国内初のフィジカルAIによる設備点検
NTTグループと1Finity、三菱ケミカルが共同で新たな設備点検の手法を試みています。2026年2月、岡山県の水島臨海工業地帯において、IOWN® APNと60GHz帯無線LANを利用した通信環境を構築し、屋外設備点検の効率化に関する実証実験を実施しました。この取り組みは、特に工場作業員の負担軽減を目指しています。
進化する点検作業
フィジカルAIの導入により、設備点検がこれまで以上に高度化されました。今回の実証実験では、自律型ロボットやデジタルツイン技術が活用され、リアルタイムでのデータ収集と解析が可能となりました。当初の目標であった作業員の負担軽減に向けた第1歩として、大きな成果を上げています。
大容量・低遅延通信の実現
実験において、約700km離れた地点にある岡山事業所から東京都内のビルへ位置データが送信されるなど、高度な通信環境が構築されました。これによりロボットは、通信遅延が最小限に抑えられ、安定した自律走行が実現しています。
具体的な検証内容
実証実験では以下の項目が重要な役割を果たしました。
1.
ロボットの遠隔操作と自律走行: 現場作業員がいなくとも、ロボットが自走可能であることが確認されました。特に、センサーを基にした自律的な地図作成と障害物の回避が可能でした。
2.
リアルタイムでのデータ送信: ロボットが取得した映像や音響データは、低遅延で送信され、AIによる解析が即座に行なわれました。このプロセスにおいて、振動や音に関する異常も検知されました。
3.
デジタルツインによるひび割れ検知: 自律型ロボットを使用し、3D空間マップを作成。その後、ひび割れ情報の可視化が実現されました。
4.
マルチモーダルAI技術の導入: 今後、映像、音、温度、臭気など、多様なデータが統合され、「人に代わる認知機能」が強化される予定です。
今後の展望
このプロジェクトは持続可能な社会の実現に向けた重要な一歩です。

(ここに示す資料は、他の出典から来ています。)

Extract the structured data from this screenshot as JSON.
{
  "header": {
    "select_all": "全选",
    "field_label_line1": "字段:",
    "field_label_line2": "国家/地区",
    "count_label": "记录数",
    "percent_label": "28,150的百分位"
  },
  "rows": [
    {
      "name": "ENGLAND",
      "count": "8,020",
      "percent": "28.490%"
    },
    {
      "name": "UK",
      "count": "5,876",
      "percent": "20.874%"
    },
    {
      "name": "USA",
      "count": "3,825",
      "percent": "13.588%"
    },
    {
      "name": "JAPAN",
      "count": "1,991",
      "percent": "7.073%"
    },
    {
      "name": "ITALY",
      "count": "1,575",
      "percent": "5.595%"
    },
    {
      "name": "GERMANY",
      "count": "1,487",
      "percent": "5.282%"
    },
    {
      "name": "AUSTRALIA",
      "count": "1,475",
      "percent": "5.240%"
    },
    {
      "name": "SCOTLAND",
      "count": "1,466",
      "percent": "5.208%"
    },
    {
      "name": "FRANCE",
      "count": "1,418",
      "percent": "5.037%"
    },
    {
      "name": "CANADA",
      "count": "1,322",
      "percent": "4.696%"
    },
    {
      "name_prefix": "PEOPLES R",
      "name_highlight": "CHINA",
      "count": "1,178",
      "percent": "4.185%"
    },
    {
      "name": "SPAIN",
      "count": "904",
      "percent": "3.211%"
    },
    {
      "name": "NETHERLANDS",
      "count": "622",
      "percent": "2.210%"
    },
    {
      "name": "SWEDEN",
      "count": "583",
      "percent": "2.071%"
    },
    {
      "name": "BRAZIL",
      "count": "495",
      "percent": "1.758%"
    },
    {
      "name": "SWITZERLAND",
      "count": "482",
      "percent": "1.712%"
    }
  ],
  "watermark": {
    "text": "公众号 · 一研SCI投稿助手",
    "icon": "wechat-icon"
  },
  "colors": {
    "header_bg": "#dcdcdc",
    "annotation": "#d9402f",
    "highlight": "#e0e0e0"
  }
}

今後は、さらなるデータ統合を進め、フィジカルAIが全く新しい視点での設備点検を可能にします。
各社のコメント
NTTドコモソリューションズでは、次世代通信基盤とロボットの連携により業務効率化の可能性を広げるとしています。また、NTTデータグループもフィジカルAIと通信技術の融合が設備点検の自動化に向けた期待を生むとし、今後の展開に期待を寄せています。
この実証実験を通じて、フィジカルAI技術のマーケットへの展開が期待されており、業界全体の課題解決にも寄与することでしょう。